The most devious strategy is that you disclose vague and probably impossible embodiment. Wait 10 years and then write claims that that narrowly target big products that you really couldn't have invented ten years. But the burden is more or less on the accused infringer to provide you didn't describe the new invention in the old patent.


This sounds horrible. Isn't the patent is meant to be practically usefull by a proffesional to build the device?


From my experience reading US patents/applications, they aren't just vague like that. They start out specific and then add additional claims which expand it. So they will have some claim about a cart with a specific number of wheels, but in later claims they'll add language to generalize so any number of wheels are covered.
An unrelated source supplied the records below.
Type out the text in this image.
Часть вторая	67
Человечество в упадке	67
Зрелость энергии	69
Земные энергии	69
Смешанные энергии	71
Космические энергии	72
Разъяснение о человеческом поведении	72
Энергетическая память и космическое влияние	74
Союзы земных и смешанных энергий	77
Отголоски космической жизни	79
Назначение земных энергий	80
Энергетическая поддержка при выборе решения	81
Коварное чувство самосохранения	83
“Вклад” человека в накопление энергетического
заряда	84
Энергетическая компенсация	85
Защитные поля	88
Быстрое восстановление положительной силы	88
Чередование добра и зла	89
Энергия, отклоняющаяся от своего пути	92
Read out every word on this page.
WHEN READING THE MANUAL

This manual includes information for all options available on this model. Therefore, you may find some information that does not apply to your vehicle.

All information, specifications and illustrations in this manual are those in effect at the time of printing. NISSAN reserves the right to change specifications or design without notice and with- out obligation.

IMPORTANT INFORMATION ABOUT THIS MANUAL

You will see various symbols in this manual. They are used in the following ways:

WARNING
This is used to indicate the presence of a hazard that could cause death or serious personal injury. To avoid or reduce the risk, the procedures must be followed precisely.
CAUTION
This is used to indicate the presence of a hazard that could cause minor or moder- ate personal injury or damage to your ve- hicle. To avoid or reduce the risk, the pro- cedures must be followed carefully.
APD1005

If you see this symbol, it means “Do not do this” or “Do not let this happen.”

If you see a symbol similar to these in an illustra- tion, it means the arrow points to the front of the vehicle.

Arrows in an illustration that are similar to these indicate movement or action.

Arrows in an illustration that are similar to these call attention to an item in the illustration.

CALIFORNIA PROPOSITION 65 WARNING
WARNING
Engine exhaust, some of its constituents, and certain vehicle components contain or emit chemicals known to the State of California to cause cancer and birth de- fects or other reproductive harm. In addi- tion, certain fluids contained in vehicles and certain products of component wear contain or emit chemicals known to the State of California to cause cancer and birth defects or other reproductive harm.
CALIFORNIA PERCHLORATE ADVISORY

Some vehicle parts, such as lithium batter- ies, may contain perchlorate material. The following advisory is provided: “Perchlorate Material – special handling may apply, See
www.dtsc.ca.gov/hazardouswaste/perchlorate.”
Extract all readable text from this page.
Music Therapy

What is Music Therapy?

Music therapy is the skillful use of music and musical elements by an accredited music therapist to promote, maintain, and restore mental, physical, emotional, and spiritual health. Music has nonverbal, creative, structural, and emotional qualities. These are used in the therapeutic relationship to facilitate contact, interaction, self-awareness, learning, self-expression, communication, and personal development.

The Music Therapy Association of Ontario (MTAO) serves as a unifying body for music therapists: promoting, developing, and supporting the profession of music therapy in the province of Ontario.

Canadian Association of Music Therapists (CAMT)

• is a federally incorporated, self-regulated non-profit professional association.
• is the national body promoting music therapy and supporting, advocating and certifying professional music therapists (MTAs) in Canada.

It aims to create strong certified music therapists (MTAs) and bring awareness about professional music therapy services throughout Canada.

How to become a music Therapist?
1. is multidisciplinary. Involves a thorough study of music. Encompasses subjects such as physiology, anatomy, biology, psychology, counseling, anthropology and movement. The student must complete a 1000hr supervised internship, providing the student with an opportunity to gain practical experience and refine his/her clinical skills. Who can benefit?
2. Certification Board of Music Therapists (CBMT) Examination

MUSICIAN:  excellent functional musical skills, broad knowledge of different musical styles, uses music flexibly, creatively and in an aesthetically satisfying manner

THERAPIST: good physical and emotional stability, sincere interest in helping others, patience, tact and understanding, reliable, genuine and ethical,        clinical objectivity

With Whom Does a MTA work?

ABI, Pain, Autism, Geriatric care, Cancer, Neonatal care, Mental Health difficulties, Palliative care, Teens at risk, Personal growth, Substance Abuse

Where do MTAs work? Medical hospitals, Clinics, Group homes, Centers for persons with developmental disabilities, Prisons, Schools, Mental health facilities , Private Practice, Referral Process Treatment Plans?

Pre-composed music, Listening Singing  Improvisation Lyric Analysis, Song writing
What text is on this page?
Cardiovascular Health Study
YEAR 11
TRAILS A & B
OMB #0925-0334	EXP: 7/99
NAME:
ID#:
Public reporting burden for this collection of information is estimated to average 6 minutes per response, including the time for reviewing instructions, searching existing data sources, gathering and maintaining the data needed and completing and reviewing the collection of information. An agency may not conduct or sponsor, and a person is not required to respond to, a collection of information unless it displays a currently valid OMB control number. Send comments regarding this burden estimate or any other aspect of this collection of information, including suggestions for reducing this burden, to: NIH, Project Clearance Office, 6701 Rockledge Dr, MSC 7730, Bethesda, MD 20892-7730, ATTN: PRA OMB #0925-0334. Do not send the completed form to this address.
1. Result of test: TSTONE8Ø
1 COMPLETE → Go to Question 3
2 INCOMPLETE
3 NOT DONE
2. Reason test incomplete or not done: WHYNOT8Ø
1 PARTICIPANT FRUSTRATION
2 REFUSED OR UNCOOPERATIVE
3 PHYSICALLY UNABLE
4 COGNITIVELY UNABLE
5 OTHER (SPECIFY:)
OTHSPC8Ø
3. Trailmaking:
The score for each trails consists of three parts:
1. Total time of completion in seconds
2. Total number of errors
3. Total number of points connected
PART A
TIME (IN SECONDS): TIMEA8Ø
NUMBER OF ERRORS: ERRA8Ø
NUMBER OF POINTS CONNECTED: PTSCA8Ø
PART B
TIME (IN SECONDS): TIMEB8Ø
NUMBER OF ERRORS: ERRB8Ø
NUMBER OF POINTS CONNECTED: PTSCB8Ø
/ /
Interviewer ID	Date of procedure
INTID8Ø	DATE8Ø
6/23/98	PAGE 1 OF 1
There are also figures and detailed descriptions which are separate from the claims which aim to make clearer. Pretty much any one I have read seems to make it clear enough create the device.


Team A creates a patent covering X. Team B licenses Team As patent and creates a patent covering X+A.

Turns out everyone who does X also needs to do A, to the extent X is X+A, so everyone needs to license both patents.


Makes sense but Team B's patent would be for their work, not for Team A's work, right? I get that you'd need to license both in this scenario, but the actual tech claimed by the patents wouldn't overlap.